De todas maneras, definir y medir esa facultad humana que denominamos inteligencia es una tarea complicada y desalentadora, y como mucho, los valores del CI pueden ser tomados únicamente como una guía aproximada. Es relativamente fácil identificar los extremos de la clasificación ya que los muy deficientes son fácilmente reconocibles, y lo mismo sucede con los superdotados; sin embargo, la capa­cidad intelectual de una persona con un promedio normal es mucho más difícil de clasificar. De hecho, muchos investigadores han puntualizado que en realidad lo que miden todos los tests de inteligencia es la capacidad de los individuos para contestar a las preguntas de los tests de inteligencia. El punto central de toda esta controversia es la tendencia a considerar la inteligencia aislada de otros atributos, que están estrechamente relacionados con ella, si no son la misma cosa. La creatividad, por ejemplo, es una característica vital del intelecto, y sin em­bargo, es a menudo tratada por los psicólogos separada del cociente intelectual, lo que implica que los tests para medir el CI no tienen en absoluto en cuenta la creatividad. La sugerencia, basada en estu­dios primitivos sobre la inteligencia y la creatividad, de que los individuos con un CI alto podían ser divididos en dos categorías, los creativos y los no creativos, originó una particular controversia.

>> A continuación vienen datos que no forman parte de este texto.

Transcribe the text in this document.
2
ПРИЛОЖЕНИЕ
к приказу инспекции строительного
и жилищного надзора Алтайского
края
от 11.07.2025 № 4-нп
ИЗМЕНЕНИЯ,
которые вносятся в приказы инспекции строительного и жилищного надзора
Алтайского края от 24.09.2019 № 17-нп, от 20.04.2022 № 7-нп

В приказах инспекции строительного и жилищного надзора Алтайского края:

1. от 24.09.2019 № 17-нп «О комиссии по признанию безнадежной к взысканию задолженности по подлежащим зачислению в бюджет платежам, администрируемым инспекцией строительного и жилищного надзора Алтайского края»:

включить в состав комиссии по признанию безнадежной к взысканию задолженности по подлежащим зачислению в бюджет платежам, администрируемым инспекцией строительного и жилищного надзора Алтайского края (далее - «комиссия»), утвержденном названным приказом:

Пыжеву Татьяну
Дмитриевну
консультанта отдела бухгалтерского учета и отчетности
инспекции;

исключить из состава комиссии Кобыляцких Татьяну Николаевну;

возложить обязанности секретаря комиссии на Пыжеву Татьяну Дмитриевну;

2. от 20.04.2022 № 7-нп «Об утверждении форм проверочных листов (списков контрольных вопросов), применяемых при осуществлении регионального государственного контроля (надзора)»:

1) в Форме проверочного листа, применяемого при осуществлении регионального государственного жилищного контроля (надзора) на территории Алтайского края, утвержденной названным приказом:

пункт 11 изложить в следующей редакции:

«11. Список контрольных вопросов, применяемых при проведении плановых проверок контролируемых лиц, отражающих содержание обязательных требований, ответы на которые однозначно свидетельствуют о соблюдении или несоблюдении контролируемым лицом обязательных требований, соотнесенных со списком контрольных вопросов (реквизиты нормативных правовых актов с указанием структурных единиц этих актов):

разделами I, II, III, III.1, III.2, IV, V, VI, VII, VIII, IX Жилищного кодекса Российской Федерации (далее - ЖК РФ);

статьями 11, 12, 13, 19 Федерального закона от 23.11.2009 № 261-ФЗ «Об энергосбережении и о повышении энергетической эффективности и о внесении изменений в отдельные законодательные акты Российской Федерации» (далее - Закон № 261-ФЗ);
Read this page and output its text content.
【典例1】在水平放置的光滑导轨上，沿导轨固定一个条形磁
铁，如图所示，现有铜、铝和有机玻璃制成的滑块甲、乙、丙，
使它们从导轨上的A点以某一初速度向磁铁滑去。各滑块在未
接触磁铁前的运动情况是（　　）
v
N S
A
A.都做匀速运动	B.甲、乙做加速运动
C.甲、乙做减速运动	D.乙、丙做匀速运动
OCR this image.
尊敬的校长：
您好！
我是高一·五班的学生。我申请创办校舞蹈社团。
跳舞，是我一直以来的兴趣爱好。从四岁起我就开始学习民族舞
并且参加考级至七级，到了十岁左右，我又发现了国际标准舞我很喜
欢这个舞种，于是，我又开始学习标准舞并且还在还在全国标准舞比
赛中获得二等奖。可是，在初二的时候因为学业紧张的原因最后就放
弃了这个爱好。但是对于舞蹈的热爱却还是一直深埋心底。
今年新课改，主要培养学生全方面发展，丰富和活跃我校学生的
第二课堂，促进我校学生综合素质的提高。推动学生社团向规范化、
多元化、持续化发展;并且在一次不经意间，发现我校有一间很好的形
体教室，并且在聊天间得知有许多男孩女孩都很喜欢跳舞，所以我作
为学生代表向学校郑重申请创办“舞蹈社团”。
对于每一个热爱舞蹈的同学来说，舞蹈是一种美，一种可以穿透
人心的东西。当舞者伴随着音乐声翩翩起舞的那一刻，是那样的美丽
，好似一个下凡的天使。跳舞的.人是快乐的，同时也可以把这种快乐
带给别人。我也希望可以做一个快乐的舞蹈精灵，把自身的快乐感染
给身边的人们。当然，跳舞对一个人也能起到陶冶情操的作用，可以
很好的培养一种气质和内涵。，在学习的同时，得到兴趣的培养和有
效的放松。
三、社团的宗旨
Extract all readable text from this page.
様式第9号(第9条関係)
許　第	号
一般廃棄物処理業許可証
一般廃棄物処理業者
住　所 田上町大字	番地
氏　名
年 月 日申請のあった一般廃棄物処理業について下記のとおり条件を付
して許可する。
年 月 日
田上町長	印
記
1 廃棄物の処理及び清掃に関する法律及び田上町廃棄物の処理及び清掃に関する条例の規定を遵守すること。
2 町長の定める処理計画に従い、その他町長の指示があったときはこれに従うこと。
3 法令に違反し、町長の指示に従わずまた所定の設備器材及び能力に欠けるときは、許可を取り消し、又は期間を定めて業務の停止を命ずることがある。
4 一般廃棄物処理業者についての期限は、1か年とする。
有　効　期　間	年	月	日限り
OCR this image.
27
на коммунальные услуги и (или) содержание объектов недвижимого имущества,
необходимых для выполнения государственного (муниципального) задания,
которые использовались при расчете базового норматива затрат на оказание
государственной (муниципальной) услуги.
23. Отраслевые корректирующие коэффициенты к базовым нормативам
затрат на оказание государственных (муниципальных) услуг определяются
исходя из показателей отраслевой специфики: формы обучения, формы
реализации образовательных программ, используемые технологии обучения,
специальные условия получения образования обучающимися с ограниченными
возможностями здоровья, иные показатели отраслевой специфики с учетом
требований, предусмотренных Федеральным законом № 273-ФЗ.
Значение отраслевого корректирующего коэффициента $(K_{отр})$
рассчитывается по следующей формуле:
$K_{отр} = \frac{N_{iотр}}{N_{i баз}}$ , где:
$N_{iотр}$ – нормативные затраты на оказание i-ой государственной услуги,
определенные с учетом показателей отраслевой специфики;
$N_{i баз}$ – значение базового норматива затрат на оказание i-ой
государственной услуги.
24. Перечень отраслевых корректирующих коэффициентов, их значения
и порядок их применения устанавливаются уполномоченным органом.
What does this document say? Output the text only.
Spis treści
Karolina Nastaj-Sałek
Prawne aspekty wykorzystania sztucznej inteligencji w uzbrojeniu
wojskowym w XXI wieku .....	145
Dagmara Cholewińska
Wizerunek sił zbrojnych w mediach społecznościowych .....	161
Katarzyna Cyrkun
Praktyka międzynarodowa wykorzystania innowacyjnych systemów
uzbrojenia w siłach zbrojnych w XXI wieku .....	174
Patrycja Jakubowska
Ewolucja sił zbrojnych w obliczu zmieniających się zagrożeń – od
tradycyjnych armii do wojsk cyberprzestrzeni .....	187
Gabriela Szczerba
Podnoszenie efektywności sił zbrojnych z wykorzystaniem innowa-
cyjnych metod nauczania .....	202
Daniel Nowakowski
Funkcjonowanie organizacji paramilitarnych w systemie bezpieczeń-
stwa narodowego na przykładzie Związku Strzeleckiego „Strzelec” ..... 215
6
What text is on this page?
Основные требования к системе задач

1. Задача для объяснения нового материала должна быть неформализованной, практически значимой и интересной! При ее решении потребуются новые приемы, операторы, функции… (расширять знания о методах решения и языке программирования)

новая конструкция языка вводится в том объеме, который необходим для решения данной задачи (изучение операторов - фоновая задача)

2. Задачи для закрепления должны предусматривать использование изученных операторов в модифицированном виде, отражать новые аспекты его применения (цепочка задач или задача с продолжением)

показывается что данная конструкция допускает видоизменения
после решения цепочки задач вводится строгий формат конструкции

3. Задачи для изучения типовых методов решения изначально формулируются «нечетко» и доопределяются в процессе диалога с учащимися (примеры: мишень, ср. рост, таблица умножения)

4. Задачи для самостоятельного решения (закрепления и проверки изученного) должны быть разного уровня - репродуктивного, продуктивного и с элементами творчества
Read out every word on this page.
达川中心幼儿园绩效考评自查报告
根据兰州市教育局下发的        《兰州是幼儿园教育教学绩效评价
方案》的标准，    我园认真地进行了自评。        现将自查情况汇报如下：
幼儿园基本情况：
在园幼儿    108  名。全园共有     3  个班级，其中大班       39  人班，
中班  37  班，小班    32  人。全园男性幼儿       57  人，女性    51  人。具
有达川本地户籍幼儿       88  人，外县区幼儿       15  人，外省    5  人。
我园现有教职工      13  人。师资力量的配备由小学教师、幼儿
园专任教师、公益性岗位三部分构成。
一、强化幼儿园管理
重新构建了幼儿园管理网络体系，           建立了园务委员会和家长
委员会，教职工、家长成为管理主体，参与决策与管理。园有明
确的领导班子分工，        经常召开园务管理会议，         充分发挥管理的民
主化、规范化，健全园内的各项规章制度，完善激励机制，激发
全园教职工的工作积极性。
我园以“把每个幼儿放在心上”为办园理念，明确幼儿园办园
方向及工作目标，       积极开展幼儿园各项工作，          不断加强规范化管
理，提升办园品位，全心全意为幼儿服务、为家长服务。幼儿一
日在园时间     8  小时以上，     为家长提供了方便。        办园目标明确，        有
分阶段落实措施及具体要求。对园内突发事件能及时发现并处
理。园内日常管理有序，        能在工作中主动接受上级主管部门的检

Una categoría especial la forman los genios, la mayoría de los cuales guardan una estrecha relación con sus padres; este tipo de individuos comienzan a desarrollarse muy temprano y tienen una in­fancia muy especial. Así, por ejemplo, Francis Galton, un precursor de las pruebas para la medida de la inteligencia, a los seis años de edad dominaba va­rios idiomas y leía a Homero. Mozart, que tocaba el clavicordio a los tres años, componía a los cuatro y daba conciertos a los seis, es otro ejemplo característico. Aunque en la historia hay muchos casos que demuestran que los genios tienden a cambiar com­pletamente la orientación de las disciplinas en que sobresalen, es también un hecho comprobado que una inteligencia fuera de lo normal no asegura necesariamente el éxito en la vida. Es difícil para los psicólogos calcular con precisión, por ejemplo, en qué proporción el CI contribuye en una perso­na a obtener éxito académico en los exámenes, o el triunfo empresarial o comercial. Cualquiera que sea su dimensión, la inteligencia es, de todas mane­ras, sólo uno de los factores que convierten a un individuo en un ser humano de excepción.